Indeed, it seems that Big Data will be one of the major focus areas at the RSA Conference a month hence:
- I count at least three sessions and who knows how many vendors capitalizing thereupon…
- …including <unabashedPlug> my own 8 AM (!) Thursday panel on managing advanced security problems using Big Data analytics (session SPO1-301). </unabashedPlug> This panel will be hosted by Eddie Schwartz, a like-minded adventurer whom many of you know from NetWitness…and who has also been around the security block more than a few.
- One such session that I’m looking forward to most will be that of Preston Wood and the Zions Bancorporation team, who were early adopters in building a security data warehouse based on Hadoop. If you want to hear about hands-on experience, I can recommend this bunch. I’ve heard Preston present on this, and welcome the opportunity to learn more from the Zions crew directly involved in this effort (Thursday at 10:40, Session TECH-303).
Clearly there is a lot of opportunity in applying the tools and practices of Big Data in information security. And, given the heady effervescence of such a transformational concept, this has also led to some abuse. As Andrew Hay pointed out earlier this week, “if you’re a SIEM/LM vendor, you can’t just slap ‘big data’ on some materials and be anointed as a player in that space.”

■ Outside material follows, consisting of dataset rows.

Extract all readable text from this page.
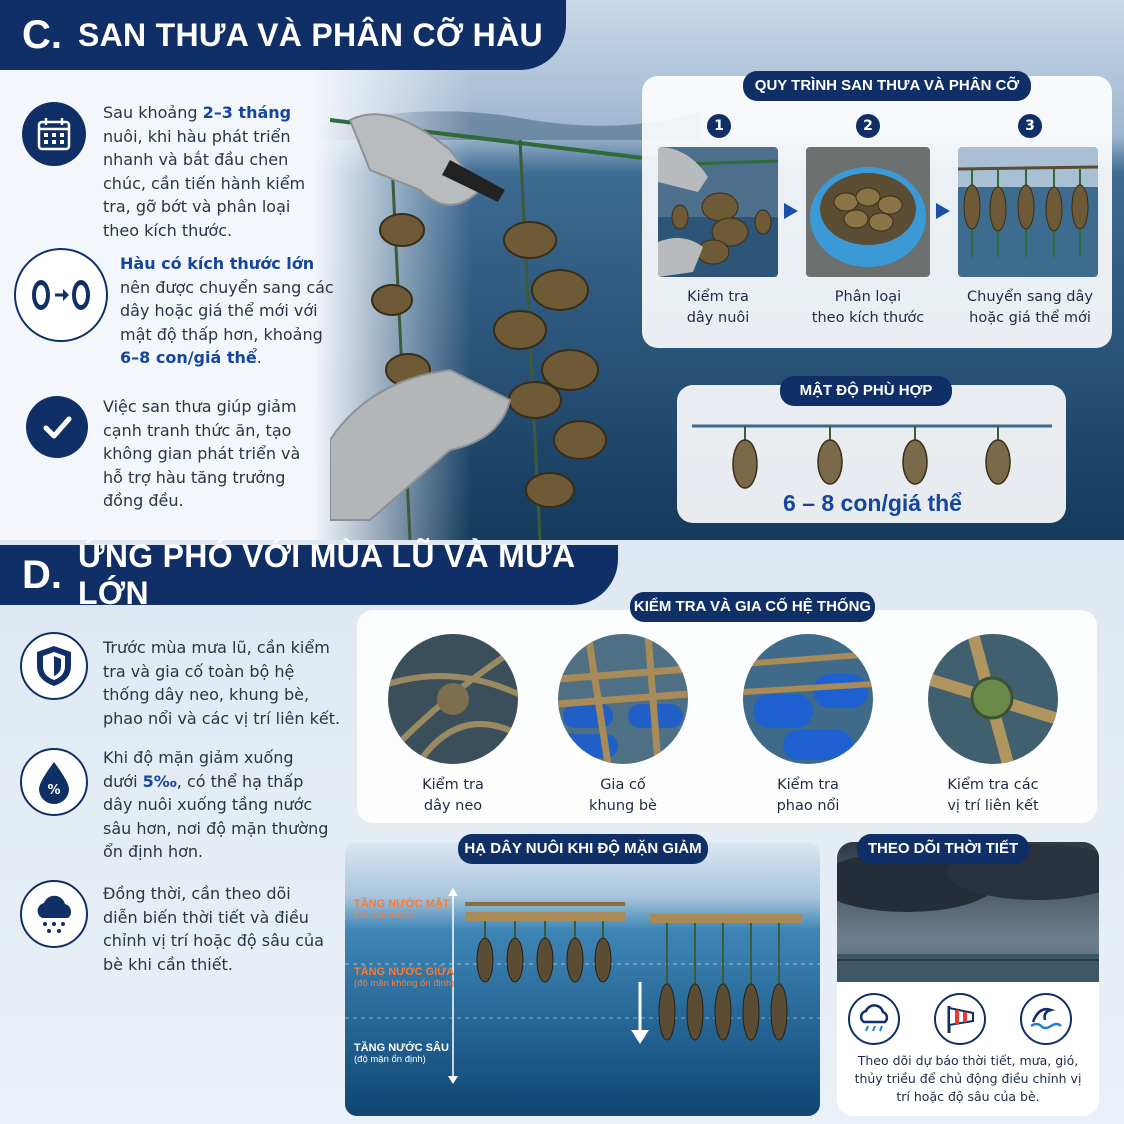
C. SAN THƯA VÀ PHÂN CỠ HÀU
Sau khoảng 2–3 tháng nuôi, khi hàu phát triển nhanh và bắt đầu chen chúc, cần tiến hành kiểm tra, gỡ bớt và phân loại theo kích thước.
Hàu có kích thước lớn nên được chuyển sang các dây hoặc giá thể mới với mật độ thấp hơn, khoảng 6–8 con/giá thể.
Việc san thưa giúp giảm cạnh tranh thức ăn, tạo không gian phát triển và hỗ trợ hàu tăng trưởng đồng đều.
QUY TRÌNH SAN THƯA VÀ PHÂN CỠ
1	2	3
Kiểm tra
dây nuôi
Phân loại
theo kích thước
Chuyển sang dây
hoặc giá thể mới
MẬT ĐỘ PHÙ HỢP
6 – 8 con/giá thể
D. ỨNG PHÓ VỚI MÙA LŨ VÀ MƯA LỚN
Trước mùa mưa lũ, cần kiểm tra và gia cố toàn bộ hệ thống dây neo, khung bè, phao nổi và các vị trí liên kết.
%
Khi độ mặn giảm xuống dưới 5‰, có thể hạ thấp dây nuôi xuống tầng nước sâu hơn, nơi độ mặn thường ổn định hơn.
Đồng thời, cần theo dõi diễn biến thời tiết và điều chỉnh vị trí hoặc độ sâu của bè khi cần thiết.
KIỂM TRA VÀ GIA CỐ HỆ THỐNG
Kiểm tra
dây neo
Gia cố
khung bè
Kiểm tra
phao nổi
Kiểm tra các
vị trí liên kết
HẠ DÂY NUÔI KHI ĐỘ MẶN GIẢM
TẦNG NƯỚC MẶT
(độ mặn thấp)
TẦNG NƯỚC GIỮA
(độ mặn không ổn định)
TẦNG NƯỚC SÂU
(độ mặn ổn định)
THEO DÕI THỜI TIẾT
Theo dõi dự báo thời tiết, mưa, gió, thủy triều để chủ động điều chỉnh vị trí hoặc độ sâu của bè.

The situation is not helped by the difficulty encountered in looking for a consensus definition of “Big Data” to begin with. Searching for one on the Intertubes yields a variety of results which often invoke the (now) familiar 3 V’s of volume, variety or velocity (to which IBM’s Arvind Krishna has added a fourth: veracity). Typically cited are the problems that arise when data becomes more than a relational database system can handle, which inspired a move toward so-called “NoSQL” techniques. Many see two distinct turning points – the first when Google began to talk about MapReduce, the second when Doug Cutting developed the Hadoop framework not long thereafter – the implication being that Big Data is necessarily about distributed processing across a large-scale data repository.
But these definitions fall short, and not just in considering where SQL-based data mining and warehousing techniques may not only suffice but be supported with mature tools for database management. Consider as well examples such as IBM’s approach to what it calls “stream computing,” which Computerworld’s Jon Brodkin summed up as “analyzing data in continuously updated streams of information from multiple sources, rather than static files pre-loaded into a data warehouse.” In other words:
Big Data isn’t just about NoSQL warehousing
The “streams” approach could have valuable application to security, in bringing data processing closer to real time and updating understandings accordingly in response to fast-moving changes. The concept is illustrated in an often-seen IBM TV commercial that describes how pointless it would be to cross an intersection here and now based on the traffic that was there five minutes ago. This highlights how readily the Big Data concept can be stretched, which, I think, is a good thing. But this will, of course, also lead to abuse.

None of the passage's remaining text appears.